Barber classifies Calvin Coolidge and Dwight David Eisenhower as passive-negative presidents.
In addition to the above factors, Barber also examined two other personal factors that influence presidential behavior, but play a smaller role in his analysis than character. These are: world view, which means a president’s politically relevant beliefs. The second is personal style – “the habitual way of performing three political roles: rhetoric, personal relation and homework.”
Aquino: a passive-negative president
Barber appears to posit the active-positive type as the ideal personality for the tasks and challenges of the presidency.
Some critics said that he appeared to favor the heroic model of presidential leadership, which assigns personal responsibility for solving national problems.
But then active-positives are also the type who would have a tendency to be dictatorial.
Looking at President Benigno BS Aquino 3rd, he appears to be tailor-made as a passive-negative president.
He was shoe-horned into running for president without really planning to. He did it more out of obligation to his parents’ memory, and a desire to exact revenge, than out of a genuine desire to lead the nation and serve the people.
He is passive in the sense that he has not invested much effort and energy in being president. He gave his name to the word “noynoying,” which literally means lazing away. At critical times during his presidency, when the president was most called upon to lead, he has disappeared from view for long stretches.
He takes a long time in making major decisions.
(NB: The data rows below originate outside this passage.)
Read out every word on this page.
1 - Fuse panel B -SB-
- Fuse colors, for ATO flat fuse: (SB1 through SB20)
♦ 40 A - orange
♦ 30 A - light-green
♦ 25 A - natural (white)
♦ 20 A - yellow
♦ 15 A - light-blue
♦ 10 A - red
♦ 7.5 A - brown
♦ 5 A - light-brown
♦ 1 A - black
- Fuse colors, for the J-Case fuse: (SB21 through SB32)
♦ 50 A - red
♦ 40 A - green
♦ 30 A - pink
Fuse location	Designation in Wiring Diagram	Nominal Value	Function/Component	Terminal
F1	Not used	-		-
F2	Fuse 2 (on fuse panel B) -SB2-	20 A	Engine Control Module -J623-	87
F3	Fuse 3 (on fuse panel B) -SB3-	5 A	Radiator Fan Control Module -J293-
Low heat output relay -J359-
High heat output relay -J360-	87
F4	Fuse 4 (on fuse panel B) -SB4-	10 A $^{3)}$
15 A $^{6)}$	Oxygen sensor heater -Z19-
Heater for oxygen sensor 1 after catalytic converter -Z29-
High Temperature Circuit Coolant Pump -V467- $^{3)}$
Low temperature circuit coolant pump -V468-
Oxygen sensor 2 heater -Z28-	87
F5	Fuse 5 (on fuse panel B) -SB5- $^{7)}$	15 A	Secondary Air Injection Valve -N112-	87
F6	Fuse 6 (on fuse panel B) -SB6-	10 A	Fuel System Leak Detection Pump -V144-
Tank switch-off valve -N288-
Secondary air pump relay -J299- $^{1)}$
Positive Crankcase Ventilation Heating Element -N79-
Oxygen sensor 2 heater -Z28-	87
The tempest now raging over his presidency is the result of his inability to provide leadership in a time of great national challenge. As in the Yolanda disaster in East Visayas, so in Mamasapano, he has been disengaged and wanting of empathy for victims and their families.
Richard Neustadt, the greatest theorist of the modern presidency, memorably declared: “the presidency is no place for amateurs.”
Aquino, we must all acknowledge, is an amateur. He simply does not possess the personal qualities and skills to serve the presidency with distinction.
He does not have it in him to be a serious leader of 100 million people.